You can also reference the API documentation for the requests above:
- Transcribe a file - POST request
- Retrieve a transcript - GET request
- Delete a transcript - DEL request
- Handling transcription errors
Confirming Data Deletion: Pre-recorded audio
Should you wish to confirm a file has been deleted, or in case you did not store the transcript_id when the transcription request was made, you can get a list of all transcripts. You can make a GET request to https://api.assemblyai.com/v2/transcript, which will return a list of all transcripts created or specify a transcript_id to get a single transcript status. This will provide a full list of all transcripts associated with an account and their current status.
Streaming audio in production environment
This section applies only to the streaming audio transcription endpoint: wss://streaming.assemblyai.com/v3/ws.

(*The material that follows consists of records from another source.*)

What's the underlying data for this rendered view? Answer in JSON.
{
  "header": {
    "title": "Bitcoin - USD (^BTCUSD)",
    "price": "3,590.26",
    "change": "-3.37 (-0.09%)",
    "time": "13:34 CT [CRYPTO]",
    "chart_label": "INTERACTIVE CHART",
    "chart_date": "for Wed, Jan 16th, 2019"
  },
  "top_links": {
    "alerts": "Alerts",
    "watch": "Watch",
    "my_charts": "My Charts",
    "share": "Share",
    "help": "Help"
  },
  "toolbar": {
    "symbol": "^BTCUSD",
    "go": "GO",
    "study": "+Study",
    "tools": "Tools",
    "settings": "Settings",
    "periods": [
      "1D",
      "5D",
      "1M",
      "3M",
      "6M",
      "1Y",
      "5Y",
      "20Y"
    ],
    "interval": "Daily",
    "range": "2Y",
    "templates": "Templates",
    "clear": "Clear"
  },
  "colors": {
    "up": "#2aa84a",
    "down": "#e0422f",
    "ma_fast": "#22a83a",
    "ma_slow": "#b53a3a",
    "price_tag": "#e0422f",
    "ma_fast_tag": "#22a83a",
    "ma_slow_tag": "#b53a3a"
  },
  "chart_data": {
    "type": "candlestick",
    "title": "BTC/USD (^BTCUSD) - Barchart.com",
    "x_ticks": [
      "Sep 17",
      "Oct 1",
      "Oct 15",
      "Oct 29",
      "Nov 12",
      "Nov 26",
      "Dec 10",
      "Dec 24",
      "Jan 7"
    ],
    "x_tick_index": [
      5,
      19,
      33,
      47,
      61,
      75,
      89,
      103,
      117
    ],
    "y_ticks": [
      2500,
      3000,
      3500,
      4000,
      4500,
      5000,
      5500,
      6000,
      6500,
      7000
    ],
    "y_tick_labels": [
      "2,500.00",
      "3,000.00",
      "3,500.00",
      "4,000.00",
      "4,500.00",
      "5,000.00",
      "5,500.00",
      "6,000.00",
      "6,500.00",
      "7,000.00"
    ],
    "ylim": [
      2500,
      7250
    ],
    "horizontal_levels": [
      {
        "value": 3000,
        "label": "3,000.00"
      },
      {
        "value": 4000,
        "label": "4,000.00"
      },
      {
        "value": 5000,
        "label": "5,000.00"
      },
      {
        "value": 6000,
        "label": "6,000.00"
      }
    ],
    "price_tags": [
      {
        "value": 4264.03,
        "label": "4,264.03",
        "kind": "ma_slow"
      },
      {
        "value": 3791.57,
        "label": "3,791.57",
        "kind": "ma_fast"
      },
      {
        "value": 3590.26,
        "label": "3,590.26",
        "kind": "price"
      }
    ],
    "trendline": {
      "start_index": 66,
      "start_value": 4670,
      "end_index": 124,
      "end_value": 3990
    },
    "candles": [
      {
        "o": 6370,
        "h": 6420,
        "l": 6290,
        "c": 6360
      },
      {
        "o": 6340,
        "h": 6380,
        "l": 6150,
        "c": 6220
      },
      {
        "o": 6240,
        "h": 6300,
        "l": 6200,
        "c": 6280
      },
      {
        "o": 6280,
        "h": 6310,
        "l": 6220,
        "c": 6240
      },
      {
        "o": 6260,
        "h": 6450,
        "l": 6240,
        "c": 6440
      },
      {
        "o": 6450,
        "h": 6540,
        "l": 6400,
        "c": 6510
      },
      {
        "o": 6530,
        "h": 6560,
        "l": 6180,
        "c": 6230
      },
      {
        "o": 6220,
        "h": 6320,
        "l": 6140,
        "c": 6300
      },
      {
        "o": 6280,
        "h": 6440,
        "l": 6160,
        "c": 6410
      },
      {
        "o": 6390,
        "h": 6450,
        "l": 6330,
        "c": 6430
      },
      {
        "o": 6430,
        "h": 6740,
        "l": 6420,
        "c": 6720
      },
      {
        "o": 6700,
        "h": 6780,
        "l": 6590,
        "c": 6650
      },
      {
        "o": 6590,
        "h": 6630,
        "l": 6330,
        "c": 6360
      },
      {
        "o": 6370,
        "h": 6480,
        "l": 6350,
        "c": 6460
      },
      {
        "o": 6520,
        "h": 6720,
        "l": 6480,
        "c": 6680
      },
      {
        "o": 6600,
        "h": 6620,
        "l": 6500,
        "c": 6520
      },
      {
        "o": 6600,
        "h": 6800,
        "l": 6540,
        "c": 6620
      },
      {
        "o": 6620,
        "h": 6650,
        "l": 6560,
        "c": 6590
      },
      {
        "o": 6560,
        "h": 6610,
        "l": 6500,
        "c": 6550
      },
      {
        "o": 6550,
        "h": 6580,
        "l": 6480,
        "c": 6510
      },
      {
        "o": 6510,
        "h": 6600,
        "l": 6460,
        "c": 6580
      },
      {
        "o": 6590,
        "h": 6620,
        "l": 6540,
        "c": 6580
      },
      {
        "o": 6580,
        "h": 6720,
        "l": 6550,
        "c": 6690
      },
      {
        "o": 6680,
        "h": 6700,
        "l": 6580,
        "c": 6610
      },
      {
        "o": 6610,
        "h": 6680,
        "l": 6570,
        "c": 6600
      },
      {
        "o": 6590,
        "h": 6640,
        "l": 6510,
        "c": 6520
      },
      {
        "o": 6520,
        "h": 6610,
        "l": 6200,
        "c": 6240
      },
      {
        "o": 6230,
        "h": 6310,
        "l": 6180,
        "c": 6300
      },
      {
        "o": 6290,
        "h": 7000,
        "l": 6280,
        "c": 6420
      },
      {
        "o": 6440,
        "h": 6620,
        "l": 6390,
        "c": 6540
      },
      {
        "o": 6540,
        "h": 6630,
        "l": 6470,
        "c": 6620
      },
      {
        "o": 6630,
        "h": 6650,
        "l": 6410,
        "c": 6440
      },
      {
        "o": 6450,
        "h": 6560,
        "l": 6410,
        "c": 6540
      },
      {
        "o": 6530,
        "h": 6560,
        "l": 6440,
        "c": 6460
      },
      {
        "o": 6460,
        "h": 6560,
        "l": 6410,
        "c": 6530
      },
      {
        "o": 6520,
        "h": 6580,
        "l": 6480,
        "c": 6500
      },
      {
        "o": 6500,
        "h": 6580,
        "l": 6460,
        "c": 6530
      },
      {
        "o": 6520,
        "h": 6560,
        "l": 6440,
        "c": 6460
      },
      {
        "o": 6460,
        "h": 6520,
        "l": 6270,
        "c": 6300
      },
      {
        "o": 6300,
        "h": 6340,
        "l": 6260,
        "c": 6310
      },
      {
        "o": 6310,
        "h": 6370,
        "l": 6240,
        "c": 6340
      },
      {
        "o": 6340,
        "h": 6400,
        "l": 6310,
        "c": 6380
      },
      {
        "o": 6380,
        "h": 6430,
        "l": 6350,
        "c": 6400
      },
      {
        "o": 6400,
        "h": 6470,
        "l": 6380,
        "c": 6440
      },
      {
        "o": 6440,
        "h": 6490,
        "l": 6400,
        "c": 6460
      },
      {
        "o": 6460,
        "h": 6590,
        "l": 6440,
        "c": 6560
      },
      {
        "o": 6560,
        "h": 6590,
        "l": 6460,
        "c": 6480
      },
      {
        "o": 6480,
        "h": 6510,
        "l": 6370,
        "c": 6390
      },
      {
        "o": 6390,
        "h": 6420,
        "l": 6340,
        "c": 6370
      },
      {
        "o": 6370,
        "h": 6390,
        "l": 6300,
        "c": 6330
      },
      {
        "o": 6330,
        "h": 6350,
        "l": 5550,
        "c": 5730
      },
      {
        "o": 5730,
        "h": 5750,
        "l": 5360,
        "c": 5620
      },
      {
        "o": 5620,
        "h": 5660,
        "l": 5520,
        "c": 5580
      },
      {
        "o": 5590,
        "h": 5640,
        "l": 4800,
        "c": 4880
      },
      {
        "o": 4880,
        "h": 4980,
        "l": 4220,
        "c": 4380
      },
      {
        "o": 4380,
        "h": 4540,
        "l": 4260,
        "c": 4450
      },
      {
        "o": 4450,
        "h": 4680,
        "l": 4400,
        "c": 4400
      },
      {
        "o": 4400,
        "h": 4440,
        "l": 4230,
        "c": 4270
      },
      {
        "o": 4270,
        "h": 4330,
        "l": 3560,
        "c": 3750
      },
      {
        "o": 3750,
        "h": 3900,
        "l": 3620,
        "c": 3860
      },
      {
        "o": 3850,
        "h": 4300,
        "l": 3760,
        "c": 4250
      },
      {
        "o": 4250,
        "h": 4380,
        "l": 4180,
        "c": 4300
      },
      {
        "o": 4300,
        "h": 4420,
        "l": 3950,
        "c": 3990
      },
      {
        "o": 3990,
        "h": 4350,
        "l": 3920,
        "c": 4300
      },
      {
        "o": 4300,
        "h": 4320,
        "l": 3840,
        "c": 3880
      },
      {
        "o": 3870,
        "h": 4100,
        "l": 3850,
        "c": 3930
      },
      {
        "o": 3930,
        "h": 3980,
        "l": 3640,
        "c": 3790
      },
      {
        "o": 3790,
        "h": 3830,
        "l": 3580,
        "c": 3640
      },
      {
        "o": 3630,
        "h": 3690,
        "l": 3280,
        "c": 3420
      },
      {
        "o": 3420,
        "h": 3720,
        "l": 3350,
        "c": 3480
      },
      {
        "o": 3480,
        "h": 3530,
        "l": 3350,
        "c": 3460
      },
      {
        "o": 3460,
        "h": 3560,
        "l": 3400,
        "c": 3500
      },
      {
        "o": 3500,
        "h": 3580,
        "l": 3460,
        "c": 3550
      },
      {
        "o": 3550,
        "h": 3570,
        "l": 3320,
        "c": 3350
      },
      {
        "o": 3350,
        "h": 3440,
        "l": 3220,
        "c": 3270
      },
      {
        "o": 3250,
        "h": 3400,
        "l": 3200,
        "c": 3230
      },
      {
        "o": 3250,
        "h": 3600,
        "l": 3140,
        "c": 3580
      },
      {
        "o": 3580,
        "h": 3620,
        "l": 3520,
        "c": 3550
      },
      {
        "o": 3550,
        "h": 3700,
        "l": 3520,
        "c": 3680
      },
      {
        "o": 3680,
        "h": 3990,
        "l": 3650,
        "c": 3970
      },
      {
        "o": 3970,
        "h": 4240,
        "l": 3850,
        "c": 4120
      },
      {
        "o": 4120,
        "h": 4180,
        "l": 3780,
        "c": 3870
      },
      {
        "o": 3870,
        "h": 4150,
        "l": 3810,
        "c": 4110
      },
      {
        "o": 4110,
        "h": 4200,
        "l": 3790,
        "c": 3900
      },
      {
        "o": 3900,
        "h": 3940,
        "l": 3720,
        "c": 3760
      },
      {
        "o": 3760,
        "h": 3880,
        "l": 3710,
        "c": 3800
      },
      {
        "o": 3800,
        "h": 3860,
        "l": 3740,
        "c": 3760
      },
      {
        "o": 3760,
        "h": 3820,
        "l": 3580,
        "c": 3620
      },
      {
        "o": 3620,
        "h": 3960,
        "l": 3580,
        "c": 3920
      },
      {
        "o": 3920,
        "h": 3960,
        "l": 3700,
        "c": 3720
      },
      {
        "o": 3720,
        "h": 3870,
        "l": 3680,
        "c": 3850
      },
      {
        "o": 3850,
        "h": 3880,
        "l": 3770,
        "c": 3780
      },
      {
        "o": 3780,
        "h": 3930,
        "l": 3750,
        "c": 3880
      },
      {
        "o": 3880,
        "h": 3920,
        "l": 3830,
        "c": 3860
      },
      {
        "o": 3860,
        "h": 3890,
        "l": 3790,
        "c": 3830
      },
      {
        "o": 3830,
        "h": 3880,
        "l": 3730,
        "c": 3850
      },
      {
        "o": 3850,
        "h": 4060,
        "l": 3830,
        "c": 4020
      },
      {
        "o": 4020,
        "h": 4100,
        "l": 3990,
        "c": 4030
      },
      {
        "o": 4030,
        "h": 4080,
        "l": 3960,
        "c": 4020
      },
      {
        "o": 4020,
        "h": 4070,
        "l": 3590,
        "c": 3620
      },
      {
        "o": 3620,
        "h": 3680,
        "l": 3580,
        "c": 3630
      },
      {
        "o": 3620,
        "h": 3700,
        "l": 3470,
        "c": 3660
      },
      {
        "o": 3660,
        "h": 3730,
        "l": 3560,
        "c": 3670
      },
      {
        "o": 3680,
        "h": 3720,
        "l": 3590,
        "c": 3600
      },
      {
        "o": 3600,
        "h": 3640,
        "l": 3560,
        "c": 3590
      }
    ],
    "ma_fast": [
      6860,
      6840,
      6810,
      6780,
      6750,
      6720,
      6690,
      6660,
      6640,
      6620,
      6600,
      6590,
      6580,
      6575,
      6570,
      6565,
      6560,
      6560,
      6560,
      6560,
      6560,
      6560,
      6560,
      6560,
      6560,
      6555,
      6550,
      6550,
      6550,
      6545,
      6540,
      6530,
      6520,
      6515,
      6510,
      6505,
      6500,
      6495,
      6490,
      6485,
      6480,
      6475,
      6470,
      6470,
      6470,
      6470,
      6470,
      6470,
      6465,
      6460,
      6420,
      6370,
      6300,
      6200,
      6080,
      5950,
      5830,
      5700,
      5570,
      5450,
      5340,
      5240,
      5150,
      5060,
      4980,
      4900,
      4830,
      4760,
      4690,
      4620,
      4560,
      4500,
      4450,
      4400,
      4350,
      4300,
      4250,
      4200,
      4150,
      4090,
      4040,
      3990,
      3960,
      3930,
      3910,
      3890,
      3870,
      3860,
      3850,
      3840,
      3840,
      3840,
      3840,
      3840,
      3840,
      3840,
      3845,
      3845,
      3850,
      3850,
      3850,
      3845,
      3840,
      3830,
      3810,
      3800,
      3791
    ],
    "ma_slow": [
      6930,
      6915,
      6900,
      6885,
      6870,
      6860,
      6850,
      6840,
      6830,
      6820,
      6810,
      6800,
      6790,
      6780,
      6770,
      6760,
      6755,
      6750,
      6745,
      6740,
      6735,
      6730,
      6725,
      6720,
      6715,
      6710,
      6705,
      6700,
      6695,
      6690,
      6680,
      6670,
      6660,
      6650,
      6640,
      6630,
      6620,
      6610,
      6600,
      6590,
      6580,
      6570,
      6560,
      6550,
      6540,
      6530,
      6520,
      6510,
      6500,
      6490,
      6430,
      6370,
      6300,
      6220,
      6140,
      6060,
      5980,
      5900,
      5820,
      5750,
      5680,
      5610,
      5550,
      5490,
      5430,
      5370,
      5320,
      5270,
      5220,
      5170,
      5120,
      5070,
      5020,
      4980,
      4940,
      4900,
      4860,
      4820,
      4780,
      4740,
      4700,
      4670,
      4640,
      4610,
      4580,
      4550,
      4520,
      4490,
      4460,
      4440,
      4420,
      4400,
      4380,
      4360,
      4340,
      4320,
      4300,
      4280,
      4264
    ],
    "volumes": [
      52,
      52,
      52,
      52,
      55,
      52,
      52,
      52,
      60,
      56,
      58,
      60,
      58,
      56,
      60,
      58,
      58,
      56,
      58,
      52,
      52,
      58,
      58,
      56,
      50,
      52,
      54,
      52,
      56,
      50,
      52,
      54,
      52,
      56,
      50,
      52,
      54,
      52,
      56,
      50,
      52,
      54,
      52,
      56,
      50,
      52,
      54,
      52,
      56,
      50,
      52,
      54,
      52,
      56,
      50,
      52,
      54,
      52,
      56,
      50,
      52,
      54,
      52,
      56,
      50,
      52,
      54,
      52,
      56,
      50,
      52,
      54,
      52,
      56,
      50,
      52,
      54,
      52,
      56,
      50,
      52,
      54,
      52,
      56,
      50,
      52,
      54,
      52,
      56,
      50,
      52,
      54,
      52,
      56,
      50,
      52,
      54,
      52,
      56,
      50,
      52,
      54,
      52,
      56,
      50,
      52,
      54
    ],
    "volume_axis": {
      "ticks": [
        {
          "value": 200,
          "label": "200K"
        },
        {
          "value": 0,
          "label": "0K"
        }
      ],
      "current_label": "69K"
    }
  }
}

If you are opted out of model training, we do not store or maintain any information about the audio streamed to us in our Streaming Product - it is processed for transcription and thrown away. Certain metadata about the transcript is stored and maintained for logging and billing purposes, but none of the original audio is stored.
Model training:
The model training environment differs from the production environment. You can find more information on model training in our Model Training FAQ. If you would like to opt out of model training, please see our Opt-Out FAQ.